When markets turn rough, panic is the first instinct for many investors. But is panic ever a good strategy? History suggests otherwise.

Instead of making hasty decisions, here’s a structured approach to handling the current downturn in small-cap mutual funds.

i). Understand That Volatility is a Feature, Not a Bug

  • Small caps are known for their wild swings, but they have historically rewarded patient investors.
  • While a 14% drop may seem alarming, remember that past downturns have often been followed by strong rebounds.
  • Ask yourself: Are you investing for short-term gains or long-term wealth creation? If it’s the latter, does this dip even matter?

ii). Shift Focus from Lump sum to Systematic Investments

  • If you’re looking to enter or add to small-cap funds, do so through a Systematic Investment Plan (SIP) rather than a one-time lump sum.
  • SIPs help average out purchase costs, reducing the impact of short-term fluctuations.
  • Wondering whether small caps will fall further? The truth is, no one can predict market bottoms—but SIPs ensure you aren’t dependent on perfect timing.

iii). Balance Your Portfolio – Are You Overexposed to Small Caps?

  • Small caps should be part of a well-diversified portfolio, not its core.
  • If more than 20-25% of your equity allocation is in small caps, it might be time to rebalance by shifting some funds to large-cap or hybrid funds.
  • Think about it: Would you put all your money in a single stock? Then why take excessive exposure to a single segment of the market?

iv). Quality Over Quantity – All Small Caps Are Not the Same

  • Some small-cap companies are fundamentally strong with high growth potential, while others are speculative bets.
  • The key challenge? Corporate governance risks—not every company can navigate tough market conditions.
  • This is where mutual fund managers add value, ensuring you invest in small caps with strong business models and financials.

v). Consult a Financial Expert – Can You Do It Alone?

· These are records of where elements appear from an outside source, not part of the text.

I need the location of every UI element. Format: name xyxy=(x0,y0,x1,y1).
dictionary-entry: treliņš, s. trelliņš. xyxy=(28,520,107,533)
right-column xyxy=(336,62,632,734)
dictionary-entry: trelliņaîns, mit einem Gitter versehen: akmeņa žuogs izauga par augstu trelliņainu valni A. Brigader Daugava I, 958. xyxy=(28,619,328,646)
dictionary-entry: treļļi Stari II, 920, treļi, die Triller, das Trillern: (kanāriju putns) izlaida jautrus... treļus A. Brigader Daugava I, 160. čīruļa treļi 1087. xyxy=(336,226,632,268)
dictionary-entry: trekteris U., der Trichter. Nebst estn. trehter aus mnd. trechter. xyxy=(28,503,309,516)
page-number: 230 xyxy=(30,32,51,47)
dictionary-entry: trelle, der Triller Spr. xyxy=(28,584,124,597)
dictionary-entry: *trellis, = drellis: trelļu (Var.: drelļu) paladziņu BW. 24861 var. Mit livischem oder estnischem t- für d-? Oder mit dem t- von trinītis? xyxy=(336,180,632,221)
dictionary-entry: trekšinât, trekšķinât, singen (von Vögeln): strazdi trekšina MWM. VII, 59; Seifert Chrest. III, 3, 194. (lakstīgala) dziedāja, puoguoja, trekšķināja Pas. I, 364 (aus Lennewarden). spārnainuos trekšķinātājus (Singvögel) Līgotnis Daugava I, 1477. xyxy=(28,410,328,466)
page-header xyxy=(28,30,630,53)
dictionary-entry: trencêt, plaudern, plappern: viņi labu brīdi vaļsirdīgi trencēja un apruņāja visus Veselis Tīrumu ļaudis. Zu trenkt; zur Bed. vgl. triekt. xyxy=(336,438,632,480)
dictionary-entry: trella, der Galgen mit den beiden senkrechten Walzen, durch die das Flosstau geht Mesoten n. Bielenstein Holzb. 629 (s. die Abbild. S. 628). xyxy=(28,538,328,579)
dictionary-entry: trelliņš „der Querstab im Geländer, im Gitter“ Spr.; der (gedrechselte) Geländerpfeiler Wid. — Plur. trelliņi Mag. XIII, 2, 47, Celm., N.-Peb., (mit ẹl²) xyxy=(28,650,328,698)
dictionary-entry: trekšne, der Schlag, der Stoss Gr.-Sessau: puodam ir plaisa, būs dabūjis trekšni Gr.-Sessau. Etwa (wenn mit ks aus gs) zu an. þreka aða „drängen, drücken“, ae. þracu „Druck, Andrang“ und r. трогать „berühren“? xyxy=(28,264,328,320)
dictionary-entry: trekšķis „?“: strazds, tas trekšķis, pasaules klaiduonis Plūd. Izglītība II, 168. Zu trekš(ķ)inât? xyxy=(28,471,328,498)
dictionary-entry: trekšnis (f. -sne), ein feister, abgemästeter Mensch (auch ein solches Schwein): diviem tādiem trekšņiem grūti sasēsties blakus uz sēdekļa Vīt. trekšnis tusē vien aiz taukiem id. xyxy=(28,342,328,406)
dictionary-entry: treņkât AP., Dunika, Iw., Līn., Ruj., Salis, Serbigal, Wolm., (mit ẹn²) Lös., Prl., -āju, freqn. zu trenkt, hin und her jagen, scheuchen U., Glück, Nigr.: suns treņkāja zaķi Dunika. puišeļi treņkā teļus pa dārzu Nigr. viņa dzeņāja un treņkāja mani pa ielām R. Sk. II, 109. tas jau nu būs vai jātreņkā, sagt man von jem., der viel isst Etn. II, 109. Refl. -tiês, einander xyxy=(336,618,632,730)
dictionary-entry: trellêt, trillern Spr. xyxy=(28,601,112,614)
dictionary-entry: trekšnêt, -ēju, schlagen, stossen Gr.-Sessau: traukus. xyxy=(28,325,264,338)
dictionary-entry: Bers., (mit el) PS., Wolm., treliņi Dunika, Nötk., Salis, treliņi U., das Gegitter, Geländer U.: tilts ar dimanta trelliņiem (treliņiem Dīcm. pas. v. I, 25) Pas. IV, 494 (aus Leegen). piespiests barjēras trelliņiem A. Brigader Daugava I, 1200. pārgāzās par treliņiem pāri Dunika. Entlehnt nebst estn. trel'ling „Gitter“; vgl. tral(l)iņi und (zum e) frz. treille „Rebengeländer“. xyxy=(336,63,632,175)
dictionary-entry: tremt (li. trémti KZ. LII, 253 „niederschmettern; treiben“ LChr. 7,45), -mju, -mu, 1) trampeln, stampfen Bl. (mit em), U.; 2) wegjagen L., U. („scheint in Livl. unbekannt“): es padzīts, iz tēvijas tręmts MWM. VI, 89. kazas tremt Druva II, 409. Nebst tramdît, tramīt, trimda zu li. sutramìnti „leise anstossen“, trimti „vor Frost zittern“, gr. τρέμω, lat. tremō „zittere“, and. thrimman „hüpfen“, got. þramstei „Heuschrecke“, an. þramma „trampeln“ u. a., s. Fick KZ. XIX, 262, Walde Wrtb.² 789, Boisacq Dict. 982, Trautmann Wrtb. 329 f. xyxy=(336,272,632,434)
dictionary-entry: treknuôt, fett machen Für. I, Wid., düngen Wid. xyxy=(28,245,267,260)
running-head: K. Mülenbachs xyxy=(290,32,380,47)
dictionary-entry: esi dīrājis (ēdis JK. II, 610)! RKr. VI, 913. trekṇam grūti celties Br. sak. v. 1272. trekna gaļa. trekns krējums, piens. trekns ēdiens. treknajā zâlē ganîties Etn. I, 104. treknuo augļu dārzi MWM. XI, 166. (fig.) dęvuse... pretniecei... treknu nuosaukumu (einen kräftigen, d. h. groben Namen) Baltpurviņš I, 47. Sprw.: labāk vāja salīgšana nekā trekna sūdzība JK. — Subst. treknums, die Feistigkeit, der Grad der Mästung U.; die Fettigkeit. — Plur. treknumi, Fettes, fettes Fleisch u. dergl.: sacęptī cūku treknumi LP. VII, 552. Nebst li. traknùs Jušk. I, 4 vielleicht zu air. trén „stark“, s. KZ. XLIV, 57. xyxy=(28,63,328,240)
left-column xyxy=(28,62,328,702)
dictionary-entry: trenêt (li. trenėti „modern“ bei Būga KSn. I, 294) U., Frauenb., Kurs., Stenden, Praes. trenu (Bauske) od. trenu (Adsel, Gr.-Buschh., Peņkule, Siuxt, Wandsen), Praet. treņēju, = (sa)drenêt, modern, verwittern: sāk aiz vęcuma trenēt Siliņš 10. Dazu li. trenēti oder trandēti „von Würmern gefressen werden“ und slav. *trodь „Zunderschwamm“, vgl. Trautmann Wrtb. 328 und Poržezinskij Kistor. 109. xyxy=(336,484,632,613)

  • Market downturns are a true test of investor psychology. Are you making rational decisions, or are emotions taking over?
  • A Certified Financial Planner (CFP) can provide guidance on asset allocation, risk management, and whether small-cap exposure fits your financial goals.
  • After all, if we rely on doctors for health and lawyers for legal matters, why hesitate to seek professional advice for financial well-being?

Small-cap funds are inherently volatile, but that doesn’t mean they should be written off.

Short-term pain is part of the journey, but the long-term potential remains strong.

History has shown that small-cap stocks tend to go through cycles—after periods of rapid growth, corrections are inevitable, followed by another phase of expansion.

The key question is: Are you willing to withstand the turbulence for the potential rewards ahead?

Instead of reacting impulsively to market downturns, investors should focus on long-term discipline and strategic decision-making.

At the end of the day, investing isn’t about avoiding volatility—it’s about managing it wisely.

If you have a long-term perspective, a structured investment approach, and the right guidance, small-cap funds can still play a crucial role in wealth creation.

The key is to stay patient, stay informed, and stay invested.